The message was followed by a picture of the interior of a Moleskine sketch book of mine. The first page of a Moleskine has a place for you to write your name, address, phone number and a designated reward “in case of loss.”
I have about two dozen Moleskines from the past 13 years, and in them I have offered various rewards — a painting, $20 plus a painting plus a kiss, a hot-air balloon and, in this particular book, a pecan pie.
My heart raced a bit. I instantly knew what had happened. A few weeks before I had told a friend that he could donate some books of mine that had been sitting in his Los Angeles garage for eight years.
The sketchbooks were among them, appropriately placed in a box marked “Art School Feelings.”
When I realised some guy named Will now had them, along with every intimate and potentially embarrassing thing I had put into them — my musings, fears, emotions, assorted drawings and stories that would now seem ancient — I cringed.
My early 20s had been dark and depressed (an emotional state fuelled by 9/11) but entering art school at the age of 27 gave me new energy, and allowed me to channel that energy into something positive.

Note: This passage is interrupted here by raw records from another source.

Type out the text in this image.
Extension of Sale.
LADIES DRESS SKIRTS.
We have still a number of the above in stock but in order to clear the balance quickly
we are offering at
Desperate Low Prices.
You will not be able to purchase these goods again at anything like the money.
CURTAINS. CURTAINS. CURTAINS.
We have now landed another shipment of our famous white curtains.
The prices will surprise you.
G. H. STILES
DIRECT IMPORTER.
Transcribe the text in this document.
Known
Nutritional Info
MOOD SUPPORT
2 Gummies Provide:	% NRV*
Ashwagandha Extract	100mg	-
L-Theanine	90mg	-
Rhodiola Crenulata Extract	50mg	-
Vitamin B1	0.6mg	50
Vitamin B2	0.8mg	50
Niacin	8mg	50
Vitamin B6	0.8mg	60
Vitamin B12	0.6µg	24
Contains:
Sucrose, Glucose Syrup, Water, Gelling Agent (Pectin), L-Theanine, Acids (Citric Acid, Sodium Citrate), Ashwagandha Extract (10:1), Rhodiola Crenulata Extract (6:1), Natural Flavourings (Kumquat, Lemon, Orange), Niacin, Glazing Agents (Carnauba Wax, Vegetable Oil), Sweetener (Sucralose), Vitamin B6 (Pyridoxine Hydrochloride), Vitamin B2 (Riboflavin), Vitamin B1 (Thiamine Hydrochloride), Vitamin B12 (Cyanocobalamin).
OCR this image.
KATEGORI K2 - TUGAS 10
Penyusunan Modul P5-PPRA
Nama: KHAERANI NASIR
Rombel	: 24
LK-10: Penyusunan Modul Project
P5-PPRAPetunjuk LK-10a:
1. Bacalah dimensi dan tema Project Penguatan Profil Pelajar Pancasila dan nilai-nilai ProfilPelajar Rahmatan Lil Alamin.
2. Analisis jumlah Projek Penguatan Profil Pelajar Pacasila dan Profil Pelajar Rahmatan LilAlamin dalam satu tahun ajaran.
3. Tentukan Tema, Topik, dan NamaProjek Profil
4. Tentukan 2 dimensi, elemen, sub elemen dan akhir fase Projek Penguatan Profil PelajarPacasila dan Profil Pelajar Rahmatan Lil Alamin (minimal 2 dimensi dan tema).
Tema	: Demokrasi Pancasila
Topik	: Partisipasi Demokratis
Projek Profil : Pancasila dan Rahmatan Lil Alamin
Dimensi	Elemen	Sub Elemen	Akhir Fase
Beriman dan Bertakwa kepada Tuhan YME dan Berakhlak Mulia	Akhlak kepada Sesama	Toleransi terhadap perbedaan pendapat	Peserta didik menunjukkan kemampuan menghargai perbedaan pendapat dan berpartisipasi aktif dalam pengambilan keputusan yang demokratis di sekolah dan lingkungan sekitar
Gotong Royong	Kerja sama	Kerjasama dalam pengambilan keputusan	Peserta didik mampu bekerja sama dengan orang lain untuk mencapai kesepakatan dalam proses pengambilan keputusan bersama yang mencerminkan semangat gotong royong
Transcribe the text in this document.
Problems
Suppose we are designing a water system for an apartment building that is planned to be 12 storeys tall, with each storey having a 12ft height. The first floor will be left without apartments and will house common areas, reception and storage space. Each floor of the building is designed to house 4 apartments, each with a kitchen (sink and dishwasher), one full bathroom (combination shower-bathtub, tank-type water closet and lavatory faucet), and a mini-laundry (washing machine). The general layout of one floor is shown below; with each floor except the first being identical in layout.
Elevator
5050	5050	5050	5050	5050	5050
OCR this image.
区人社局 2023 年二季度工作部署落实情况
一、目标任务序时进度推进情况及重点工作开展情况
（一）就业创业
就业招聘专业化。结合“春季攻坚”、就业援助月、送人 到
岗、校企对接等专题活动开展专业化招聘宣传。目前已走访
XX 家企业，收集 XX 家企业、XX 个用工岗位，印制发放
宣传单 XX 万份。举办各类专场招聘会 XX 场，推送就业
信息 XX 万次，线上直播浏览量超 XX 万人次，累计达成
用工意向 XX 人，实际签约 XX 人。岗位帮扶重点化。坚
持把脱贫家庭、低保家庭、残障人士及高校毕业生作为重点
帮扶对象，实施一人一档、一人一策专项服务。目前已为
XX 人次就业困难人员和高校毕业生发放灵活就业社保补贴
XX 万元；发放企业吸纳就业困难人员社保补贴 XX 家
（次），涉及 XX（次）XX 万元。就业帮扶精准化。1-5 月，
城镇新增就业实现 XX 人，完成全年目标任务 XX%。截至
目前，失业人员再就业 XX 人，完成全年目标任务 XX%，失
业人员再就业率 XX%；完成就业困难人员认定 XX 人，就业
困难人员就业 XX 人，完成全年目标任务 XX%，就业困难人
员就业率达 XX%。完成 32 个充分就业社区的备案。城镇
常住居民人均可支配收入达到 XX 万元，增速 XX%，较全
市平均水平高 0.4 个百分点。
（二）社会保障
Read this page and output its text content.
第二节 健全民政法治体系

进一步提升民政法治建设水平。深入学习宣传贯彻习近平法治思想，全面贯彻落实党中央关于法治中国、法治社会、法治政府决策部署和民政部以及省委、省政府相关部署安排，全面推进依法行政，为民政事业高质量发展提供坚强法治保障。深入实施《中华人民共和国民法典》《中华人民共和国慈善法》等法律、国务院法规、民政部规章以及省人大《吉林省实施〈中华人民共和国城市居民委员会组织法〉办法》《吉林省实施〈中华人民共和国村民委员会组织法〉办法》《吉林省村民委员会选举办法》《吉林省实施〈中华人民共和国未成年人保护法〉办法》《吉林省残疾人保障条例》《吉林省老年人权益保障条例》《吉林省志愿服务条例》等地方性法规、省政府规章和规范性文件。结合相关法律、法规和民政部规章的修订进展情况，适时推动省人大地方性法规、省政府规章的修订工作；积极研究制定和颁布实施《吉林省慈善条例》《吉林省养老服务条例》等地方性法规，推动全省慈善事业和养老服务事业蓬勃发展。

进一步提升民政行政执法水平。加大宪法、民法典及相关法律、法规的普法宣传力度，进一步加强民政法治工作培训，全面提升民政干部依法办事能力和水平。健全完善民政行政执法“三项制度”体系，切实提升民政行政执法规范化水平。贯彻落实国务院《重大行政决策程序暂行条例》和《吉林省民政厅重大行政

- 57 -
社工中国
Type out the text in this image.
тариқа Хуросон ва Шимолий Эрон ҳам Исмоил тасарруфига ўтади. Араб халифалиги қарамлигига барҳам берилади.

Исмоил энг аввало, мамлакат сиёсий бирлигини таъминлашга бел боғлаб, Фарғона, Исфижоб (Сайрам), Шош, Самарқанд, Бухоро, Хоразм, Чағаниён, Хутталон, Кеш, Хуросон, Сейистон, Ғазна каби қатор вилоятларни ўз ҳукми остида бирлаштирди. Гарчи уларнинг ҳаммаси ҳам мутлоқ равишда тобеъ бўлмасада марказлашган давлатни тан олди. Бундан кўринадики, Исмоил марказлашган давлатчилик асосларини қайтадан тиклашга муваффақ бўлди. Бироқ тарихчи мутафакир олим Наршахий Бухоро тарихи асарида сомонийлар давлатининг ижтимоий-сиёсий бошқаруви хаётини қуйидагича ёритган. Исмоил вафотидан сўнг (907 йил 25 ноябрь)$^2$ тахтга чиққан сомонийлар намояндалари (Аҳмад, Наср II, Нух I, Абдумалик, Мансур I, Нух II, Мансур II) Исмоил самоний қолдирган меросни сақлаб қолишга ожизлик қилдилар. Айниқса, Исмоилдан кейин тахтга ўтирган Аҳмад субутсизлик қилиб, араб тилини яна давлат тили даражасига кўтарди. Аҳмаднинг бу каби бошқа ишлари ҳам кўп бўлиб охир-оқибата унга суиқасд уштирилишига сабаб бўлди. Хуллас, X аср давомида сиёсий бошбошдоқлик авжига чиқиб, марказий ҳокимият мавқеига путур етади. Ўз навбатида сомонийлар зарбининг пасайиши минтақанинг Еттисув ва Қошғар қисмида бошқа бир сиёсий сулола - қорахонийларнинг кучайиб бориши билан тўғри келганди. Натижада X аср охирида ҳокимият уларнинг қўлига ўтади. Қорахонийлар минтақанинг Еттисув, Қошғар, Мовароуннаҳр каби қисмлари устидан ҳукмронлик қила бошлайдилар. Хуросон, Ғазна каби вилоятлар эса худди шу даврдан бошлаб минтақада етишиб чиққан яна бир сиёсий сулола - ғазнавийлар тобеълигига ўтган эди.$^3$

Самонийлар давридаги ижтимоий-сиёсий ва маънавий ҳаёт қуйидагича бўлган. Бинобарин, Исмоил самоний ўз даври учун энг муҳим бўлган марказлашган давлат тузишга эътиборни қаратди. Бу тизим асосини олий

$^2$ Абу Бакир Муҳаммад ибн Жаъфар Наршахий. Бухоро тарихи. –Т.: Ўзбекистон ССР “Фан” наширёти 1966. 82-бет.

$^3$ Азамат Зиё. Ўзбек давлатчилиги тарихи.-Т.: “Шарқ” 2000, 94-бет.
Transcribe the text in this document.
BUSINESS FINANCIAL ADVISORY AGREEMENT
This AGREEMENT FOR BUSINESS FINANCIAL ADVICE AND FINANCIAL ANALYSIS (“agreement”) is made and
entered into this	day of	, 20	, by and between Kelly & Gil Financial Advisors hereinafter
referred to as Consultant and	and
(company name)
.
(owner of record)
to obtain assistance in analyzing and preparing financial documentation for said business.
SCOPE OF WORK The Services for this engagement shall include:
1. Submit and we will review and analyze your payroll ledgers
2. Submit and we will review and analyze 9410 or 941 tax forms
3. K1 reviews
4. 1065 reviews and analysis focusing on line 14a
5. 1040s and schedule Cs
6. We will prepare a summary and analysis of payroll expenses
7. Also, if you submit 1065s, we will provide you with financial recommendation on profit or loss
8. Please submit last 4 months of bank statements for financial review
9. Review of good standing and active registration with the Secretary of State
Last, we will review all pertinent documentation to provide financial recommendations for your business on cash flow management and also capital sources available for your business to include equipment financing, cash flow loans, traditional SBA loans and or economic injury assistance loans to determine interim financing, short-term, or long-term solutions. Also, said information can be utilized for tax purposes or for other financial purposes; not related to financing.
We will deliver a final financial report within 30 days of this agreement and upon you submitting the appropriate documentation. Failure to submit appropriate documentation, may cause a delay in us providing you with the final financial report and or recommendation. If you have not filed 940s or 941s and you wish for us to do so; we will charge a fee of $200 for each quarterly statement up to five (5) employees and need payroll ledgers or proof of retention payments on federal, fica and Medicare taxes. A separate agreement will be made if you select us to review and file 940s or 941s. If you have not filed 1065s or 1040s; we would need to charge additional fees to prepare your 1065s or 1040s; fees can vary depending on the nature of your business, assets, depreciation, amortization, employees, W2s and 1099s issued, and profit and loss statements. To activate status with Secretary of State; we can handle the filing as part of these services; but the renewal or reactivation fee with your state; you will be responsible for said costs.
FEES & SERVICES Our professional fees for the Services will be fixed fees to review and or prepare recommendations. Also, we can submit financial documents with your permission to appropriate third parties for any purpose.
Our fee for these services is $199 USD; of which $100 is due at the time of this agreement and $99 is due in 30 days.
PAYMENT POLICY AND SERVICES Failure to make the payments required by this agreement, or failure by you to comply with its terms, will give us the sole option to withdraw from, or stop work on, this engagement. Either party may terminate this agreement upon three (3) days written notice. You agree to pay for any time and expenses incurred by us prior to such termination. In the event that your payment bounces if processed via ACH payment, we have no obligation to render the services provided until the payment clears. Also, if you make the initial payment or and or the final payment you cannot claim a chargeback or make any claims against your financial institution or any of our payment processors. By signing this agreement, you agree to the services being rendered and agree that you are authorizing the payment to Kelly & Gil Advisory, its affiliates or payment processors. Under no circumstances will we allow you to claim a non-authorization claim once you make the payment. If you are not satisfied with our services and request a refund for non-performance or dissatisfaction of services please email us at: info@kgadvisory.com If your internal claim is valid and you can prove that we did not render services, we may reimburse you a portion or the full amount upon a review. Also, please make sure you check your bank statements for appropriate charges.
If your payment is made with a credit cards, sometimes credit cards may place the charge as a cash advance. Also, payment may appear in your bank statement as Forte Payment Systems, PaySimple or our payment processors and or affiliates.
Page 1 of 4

A few more text messages and 10 days later the box showed up in my brownstone’s hallway. When I opened it, I found seven of my notebooks. Since I had started art school relatively late in life, I was self-conscious about my skill set, convinced I was the worst student in my life drawing class. I obsessively drew in these sketchbooks in order to catch up and improve. And I loved it.
On the first page of my watercolour Moleskine I found a tree painted in Pasadena, California, at the Rose Bowl. I remember painting it as if it were yesterday. I turned the page. There was my teacher sitting on top of a tree trunk.
Maybe it meant something and maybe it didn’t. The great thing about a sketch book is that it is for you. It’s where ideas, conscious and unconscious, form. Accidents happen, but they are happy accidents.
I turned more pages. Good drawings, bad drawings. It reminded me how much I loved to draw. I can’t say that I am completely happy when I draw. It’s not happiness. It’s feeling occupied, content. So, what to do about the pecan pie?
I thought about ordering one from a fancy Los Angeles bakery and having it delivered to Will at the book depository. But no, that didn’t feel special. I sat down to paint a little watercolour pecan pie, but all I saw was a brown gooey mess. I wanted Will’s pecan pie to sing. A friend suggested that I send him a copy of one of the children’s books I had written and draw a little pecan pie on the interior. Perfect.
And so with a Micron pen (the same type I had used to draw in those sketch books more than a decade ago) I drew Will a pecan pie. The book I chose to send him is called “Let’s Go!” It’s about an elephant named Tuski (a play on tusk and taxi, since Tuski drives a taxi) and a bird named Bird out on a joyride and the surprises they experience along the way. Drawing and a pecan pie for Will — come on now, let’s go.
Sarah Williamson is a children’s book author, illustrator and art director.